Dunque Dellai. Sin dalla definizione della sua lista (ricordate l’esclusione di Azzolini?) Dellai ha agito secondo un principio base: assurgere a perno centrale, incostrastato, dell’alleanza, eliminare chi gli potrebbe fare ombra, avere a fianco non alleati forti, ma una galassia di satelliti. Di qui l’insistenza - altrimenti del tutto incomprensibile - a fare l’accordo di giunta con il Patt e solo con il Patt, nonostante tutte le note vicende dell’orologio, gli ondeggiamenti di Andreotti ecc: perchè il Patt, per la sua storia, per le sue posizioni su riforme e ambiente, può essere giocato come naturale contrappeso alla sinistra e ai Ds. Da una parte il Patt e dall’altra i Ds; in mezzo lui, super-Dellai, che media. Naturalmente pro Patt: perchè gli autonomisti sono deboli; perchè Andreotti alla Regione non farà niente, sarà nullo, mentre un diessino - in raccordo con Roma - costituirebbe un polo politico vero.

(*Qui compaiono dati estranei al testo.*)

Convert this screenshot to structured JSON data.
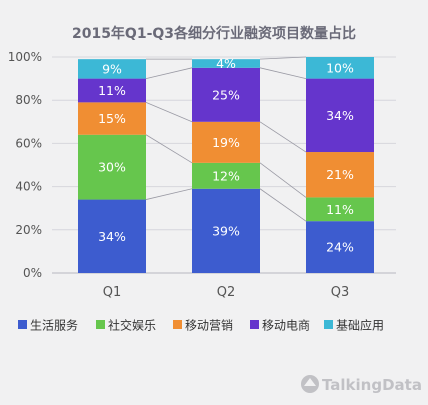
{
  "chart_data": {
    "type": "bar",
    "stacked": true,
    "title": "2015年Q1-Q3各细分行业融资项目数量占比",
    "categories": [
      "Q1",
      "Q2",
      "Q3"
    ],
    "ylim": [
      0,
      100
    ],
    "yticks": [
      "0%",
      "20%",
      "40%",
      "60%",
      "80%",
      "100%"
    ],
    "grid": true,
    "legend_position": "bottom",
    "series": [
      {
        "name": "生活服务",
        "color": "#3d5ccf",
        "values": [
          34,
          39,
          24
        ]
      },
      {
        "name": "社交娱乐",
        "color": "#66c64d",
        "values": [
          30,
          12,
          11
        ]
      },
      {
        "name": "移动营销",
        "color": "#f08e33",
        "values": [
          15,
          19,
          21
        ]
      },
      {
        "name": "移动电商",
        "color": "#6535cc",
        "values": [
          11,
          25,
          34
        ]
      },
      {
        "name": "基础应用",
        "color": "#3cb8d6",
        "values": [
          9,
          4,
          10
        ]
      }
    ],
    "value_suffix": "%"
  },
  "watermark": {
    "text": "TalkingData",
    "icon": "talkingdata-logo-icon"
  }
}
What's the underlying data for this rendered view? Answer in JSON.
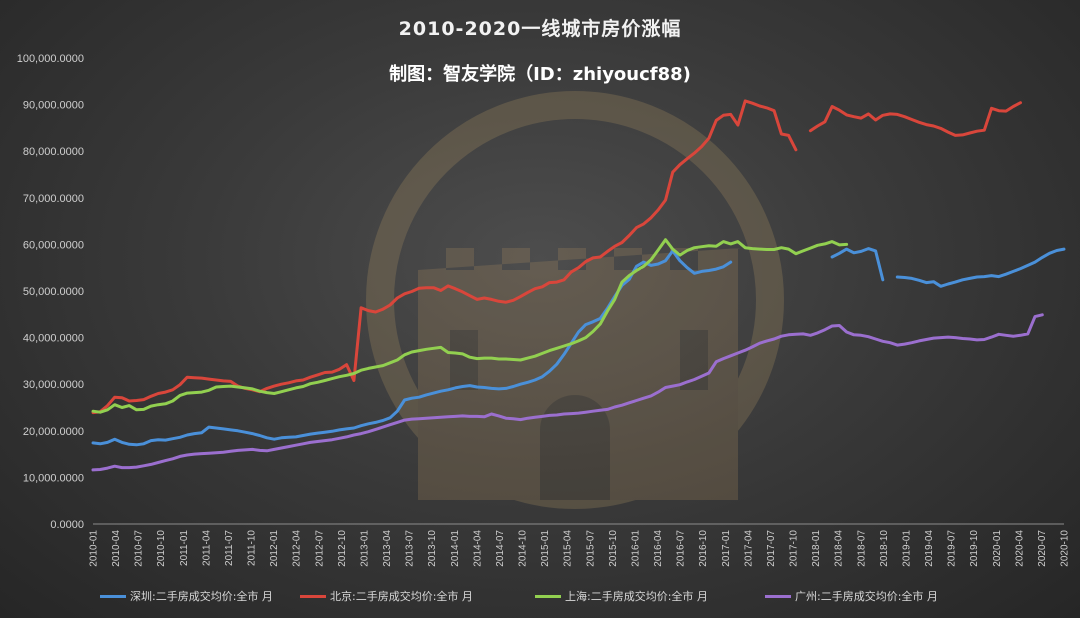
{
  "chart_data": {
    "type": "line",
    "title": "2010-2020一线城市房价涨幅",
    "subtitle": "制图：智友学院（ID：zhiyoucf88)",
    "ylim": [
      0,
      100000
    ],
    "y_ticks": [
      "0.0000",
      "10,000.0000",
      "20,000.0000",
      "30,000.0000",
      "40,000.0000",
      "50,000.0000",
      "60,000.0000",
      "70,000.0000",
      "80,000.0000",
      "90,000.0000",
      "100,000.0000"
    ],
    "x_ticks": [
      "2010-01",
      "2010-04",
      "2010-07",
      "2010-10",
      "2011-01",
      "2011-04",
      "2011-07",
      "2011-10",
      "2012-01",
      "2012-04",
      "2012-07",
      "2012-10",
      "2013-01",
      "2013-04",
      "2013-07",
      "2013-10",
      "2014-01",
      "2014-04",
      "2014-07",
      "2014-10",
      "2015-01",
      "2015-04",
      "2015-07",
      "2015-10",
      "2016-01",
      "2016-04",
      "2016-07",
      "2016-10",
      "2017-01",
      "2017-04",
      "2017-07",
      "2017-10",
      "2018-01",
      "2018-04",
      "2018-07",
      "2018-10",
      "2019-01",
      "2019-04",
      "2019-07",
      "2019-10",
      "2020-01",
      "2020-04",
      "2020-07",
      "2020-10"
    ],
    "grid": false,
    "legend": "bottom",
    "series": [
      {
        "name": "深圳:二手房成交均价:全市 月",
        "color": "#4a90d9",
        "values": [
          17400,
          17200,
          17500,
          18200,
          17500,
          17100,
          17000,
          17200,
          17900,
          18100,
          18000,
          18300,
          18600,
          19100,
          19400,
          19600,
          20800,
          20600,
          20400,
          20200,
          20000,
          19700,
          19400,
          19000,
          18500,
          18200,
          18500,
          18600,
          18700,
          19000,
          19300,
          19500,
          19700,
          19900,
          20200,
          20400,
          20600,
          21100,
          21500,
          21800,
          22200,
          22800,
          24200,
          26600,
          27000,
          27200,
          27700,
          28100,
          28500,
          28800,
          29200,
          29500,
          29700,
          29400,
          29300,
          29100,
          29000,
          29100,
          29500,
          30000,
          30400,
          30900,
          31600,
          32800,
          34300,
          36400,
          38800,
          41200,
          42800,
          43400,
          44100,
          46300,
          48800,
          51200,
          52500,
          55300,
          56200,
          55500,
          55800,
          56500,
          58600,
          56500,
          55000,
          53800,
          54200,
          54400,
          54700,
          55200,
          56200,
          null,
          null,
          null,
          null,
          null,
          null,
          null,
          null,
          null,
          null,
          null,
          null,
          null,
          57300,
          58100,
          59000,
          58200,
          58500,
          59100,
          58600,
          52400,
          null,
          53000,
          52900,
          52700,
          52300,
          51800,
          52000,
          51000,
          51500,
          51900,
          52400,
          52700,
          53000,
          53100,
          53300,
          53100,
          53600,
          54200,
          54800,
          55500,
          56200,
          57200,
          58100,
          58700,
          59000
        ]
      },
      {
        "name": "北京:二手房成交均价:全市 月",
        "color": "#d9463b",
        "values": [
          23900,
          24100,
          25400,
          27200,
          27100,
          26400,
          26500,
          26700,
          27400,
          28000,
          28300,
          28800,
          29900,
          31500,
          31400,
          31300,
          31100,
          30900,
          30700,
          30600,
          29600,
          29100,
          28800,
          28400,
          29100,
          29600,
          30000,
          30300,
          30700,
          30900,
          31500,
          32000,
          32500,
          32600,
          33200,
          34200,
          30800,
          46400,
          45800,
          45500,
          46100,
          47000,
          48500,
          49400,
          49900,
          50600,
          50700,
          50700,
          50100,
          51100,
          50500,
          49800,
          49000,
          48200,
          48500,
          48200,
          47800,
          47600,
          48000,
          48800,
          49700,
          50500,
          50900,
          51800,
          51900,
          52400,
          54100,
          55000,
          56300,
          57100,
          57300,
          58500,
          59600,
          60400,
          61900,
          63600,
          64400,
          65700,
          67400,
          69500,
          75500,
          77100,
          78400,
          79600,
          81000,
          82800,
          86600,
          87700,
          87900,
          85600,
          90800,
          90300,
          89700,
          89300,
          88700,
          83700,
          83400,
          80300,
          null,
          84400,
          85400,
          86300,
          89600,
          88800,
          87800,
          87400,
          87100,
          88000,
          86700,
          87700,
          88000,
          87900,
          87400,
          86800,
          86200,
          85700,
          85400,
          84900,
          84100,
          83400,
          83500,
          83900,
          84300,
          84500,
          89200,
          88700,
          88600,
          89600,
          90400
        ]
      },
      {
        "name": "上海:二手房成交均价:全市 月",
        "color": "#92d050",
        "values": [
          24200,
          24000,
          24500,
          25600,
          25000,
          25400,
          24500,
          24600,
          25300,
          25600,
          25800,
          26400,
          27600,
          28100,
          28200,
          28300,
          28700,
          29400,
          29500,
          29600,
          29400,
          29200,
          29000,
          28500,
          28200,
          28000,
          28400,
          28800,
          29200,
          29500,
          30100,
          30400,
          30800,
          31200,
          31600,
          31900,
          32300,
          33000,
          33400,
          33700,
          34000,
          34600,
          35200,
          36300,
          36900,
          37200,
          37500,
          37700,
          37900,
          36800,
          36700,
          36500,
          35800,
          35500,
          35600,
          35600,
          35400,
          35400,
          35300,
          35200,
          35600,
          36000,
          36600,
          37200,
          37700,
          38200,
          38700,
          39300,
          40000,
          41300,
          42900,
          45700,
          48200,
          51900,
          53300,
          54400,
          55300,
          56700,
          58800,
          61000,
          59000,
          57700,
          58700,
          59300,
          59500,
          59700,
          59600,
          60600,
          60100,
          60600,
          59300,
          59100,
          59000,
          58900,
          58900,
          59300,
          59000,
          58000,
          58600,
          59200,
          59800,
          60100,
          60600,
          59900,
          60000
        ]
      },
      {
        "name": "广州:二手房成交均价:全市 月",
        "color": "#9b6fcf",
        "values": [
          11600,
          11700,
          12000,
          12400,
          12100,
          12100,
          12200,
          12500,
          12800,
          13200,
          13600,
          14000,
          14500,
          14800,
          15000,
          15100,
          15200,
          15300,
          15400,
          15600,
          15800,
          15900,
          16000,
          15800,
          15700,
          16000,
          16300,
          16600,
          16900,
          17200,
          17500,
          17700,
          17900,
          18100,
          18400,
          18700,
          19100,
          19400,
          19800,
          20300,
          20800,
          21300,
          21800,
          22300,
          22500,
          22600,
          22700,
          22800,
          22900,
          23000,
          23100,
          23200,
          23100,
          23100,
          23000,
          23600,
          23200,
          22700,
          22600,
          22400,
          22700,
          22900,
          23100,
          23300,
          23400,
          23600,
          23700,
          23800,
          24000,
          24200,
          24400,
          24600,
          25100,
          25500,
          26000,
          26500,
          27000,
          27500,
          28300,
          29300,
          29600,
          29900,
          30500,
          31000,
          31700,
          32400,
          34800,
          35500,
          36100,
          36700,
          37300,
          38000,
          38800,
          39300,
          39700,
          40300,
          40600,
          40700,
          40800,
          40500,
          41000,
          41700,
          42500,
          42600,
          41200,
          40600,
          40500,
          40200,
          39700,
          39200,
          38900,
          38400,
          38600,
          38900,
          39300,
          39600,
          39900,
          40000,
          40100,
          40000,
          39800,
          39700,
          39500,
          39600,
          40100,
          40700,
          40500,
          40300,
          40500,
          40800,
          44500,
          44900
        ]
      }
    ]
  }
}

E dalla tendenza dellaiana alla miniaturizzazione degli alleati scende la valorizzazione dei partitini: il referente romano della nuova Regione non sarà l’on. Olivieri, diessino rampante, ma Marco Boato, verde dall’oscillante collocazione. E ancora, il Re Sole non vuole ministri forti: anche di qui - oltre che dagli appetiti - i tanti assessori, le competenze spezzettate; a coordinare e fare sintesi ci penserà il Presidente.

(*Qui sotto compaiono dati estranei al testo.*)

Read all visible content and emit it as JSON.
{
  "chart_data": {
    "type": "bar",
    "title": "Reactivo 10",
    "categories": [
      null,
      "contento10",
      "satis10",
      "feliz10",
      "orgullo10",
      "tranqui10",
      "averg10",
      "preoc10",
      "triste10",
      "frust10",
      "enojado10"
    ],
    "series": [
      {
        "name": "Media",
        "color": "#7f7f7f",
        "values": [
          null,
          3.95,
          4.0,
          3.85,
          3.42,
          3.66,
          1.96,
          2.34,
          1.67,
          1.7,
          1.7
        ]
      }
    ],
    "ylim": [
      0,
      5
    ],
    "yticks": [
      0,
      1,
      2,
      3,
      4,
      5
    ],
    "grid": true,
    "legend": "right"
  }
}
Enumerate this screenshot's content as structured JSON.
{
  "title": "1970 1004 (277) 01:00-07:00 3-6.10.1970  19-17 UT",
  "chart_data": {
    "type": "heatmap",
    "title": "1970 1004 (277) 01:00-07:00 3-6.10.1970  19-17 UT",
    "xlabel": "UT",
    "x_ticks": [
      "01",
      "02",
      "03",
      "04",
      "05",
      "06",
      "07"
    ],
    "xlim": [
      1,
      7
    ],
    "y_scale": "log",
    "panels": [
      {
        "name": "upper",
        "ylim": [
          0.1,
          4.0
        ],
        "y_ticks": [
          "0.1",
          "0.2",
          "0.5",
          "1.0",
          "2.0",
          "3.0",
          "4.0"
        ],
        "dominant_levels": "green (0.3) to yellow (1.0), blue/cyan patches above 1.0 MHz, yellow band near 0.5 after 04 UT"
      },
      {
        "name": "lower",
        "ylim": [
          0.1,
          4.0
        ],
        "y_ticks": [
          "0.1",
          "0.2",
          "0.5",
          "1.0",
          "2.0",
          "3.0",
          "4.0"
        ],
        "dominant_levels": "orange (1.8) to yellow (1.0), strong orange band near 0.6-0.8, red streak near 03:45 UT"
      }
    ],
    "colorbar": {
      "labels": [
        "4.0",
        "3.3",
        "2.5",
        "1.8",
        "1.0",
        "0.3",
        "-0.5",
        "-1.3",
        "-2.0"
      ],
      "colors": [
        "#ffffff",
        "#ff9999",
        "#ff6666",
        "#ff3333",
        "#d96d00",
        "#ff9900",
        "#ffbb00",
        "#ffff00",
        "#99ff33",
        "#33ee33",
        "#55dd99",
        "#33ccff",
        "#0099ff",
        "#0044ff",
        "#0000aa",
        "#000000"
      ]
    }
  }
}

Tutto questo è una delusione anche per chi, come noi, non è mai stato tra i fan dell’ex-sindaco: con queste premesse è difficile pensare che ci possano essere progetti complessivi, un’azione di governo all’altezza della situazione. Dellai, apprendista stregone, sul lungo periodo rischia di finire travolto dalla mediocrità da lui stesso evocata ed allevata.

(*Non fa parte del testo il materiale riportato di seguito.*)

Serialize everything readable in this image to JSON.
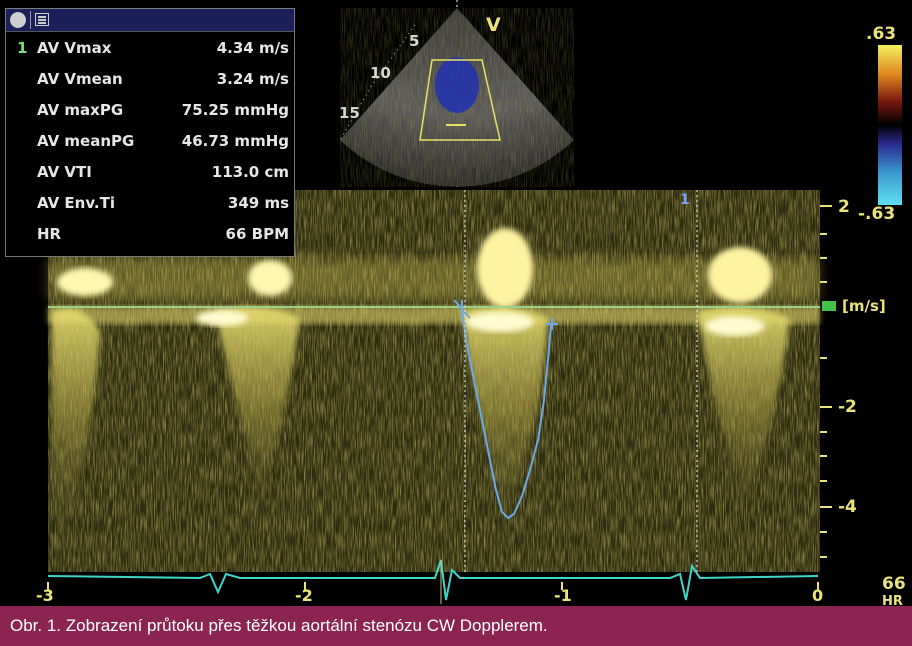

Appare chiaro che in questo quadro chi esce del tutto ridimensionata è la sinistra, e principalmente i Ds. E meritatamente. Fin dalla campagna elettorale, è apparsa chiara la dinamica in atto nel partito: una sindrome di minorità, l’intima convinzione di essere inadeguati, di doversi appoggiare a un qualche Grande Fratello ex-Dc. Ed ecco le masochiste dichiarazioni elettorali di sudditanza a Dellai, riconosciuto come "nostro leader"; logicamente il risultato delle urne è stato conseguente; e le trattative per la giunta sono state in pratica delegate all’amico Lorenzo. Quando all’inizio di esse gli altri partiti della sinistra proponevano ai Ds di formare un blocco unico, 8 consiglieri di sinistra da confrontarsi con gli 8 della Margherita, la dirigenza diessina rifiutava con sdegno, sarebbe stato "tradire Lorenzo". I risultati si sono visti: la sinistra frantumata a rincorrere ciascuno il proprio pezzetto di potere, in concorrenza gli uni con gli altri; il progetto riformatore d’insieme, del tutto arenato; gli assessorati significativi su cui si era voluto puntare, fortemente ridotti nelle competenze e quindi di scarsa incidenza complessiva (Urbanistica senza Ambiente e Parchi; Istruzione senza Università, Cultura e Ricerca).
Il fatto vero è che tra la sinistra e la Margherita ci sono fortissime differenze d’impostazione programmatiche, di cultura politica. Ma la dirigenza diessina le ha rimosse, nella sua masochista corsa alla subalternità. "Il fatto è che la sinistra ha perso l’autostima" ci dice sconsolato una personalità diessina.
Diagnosi amarissima; ma probabilmente vera. I riformisti l’autostima hanno iniziato a perderla quando, non tanto tempo fa, hanno cominciato a dirsi che "la gente è stufa delle riforme, con le riforme non si vincono le elezioni".
I riformisti senza riforme non hanno ragione di esistere.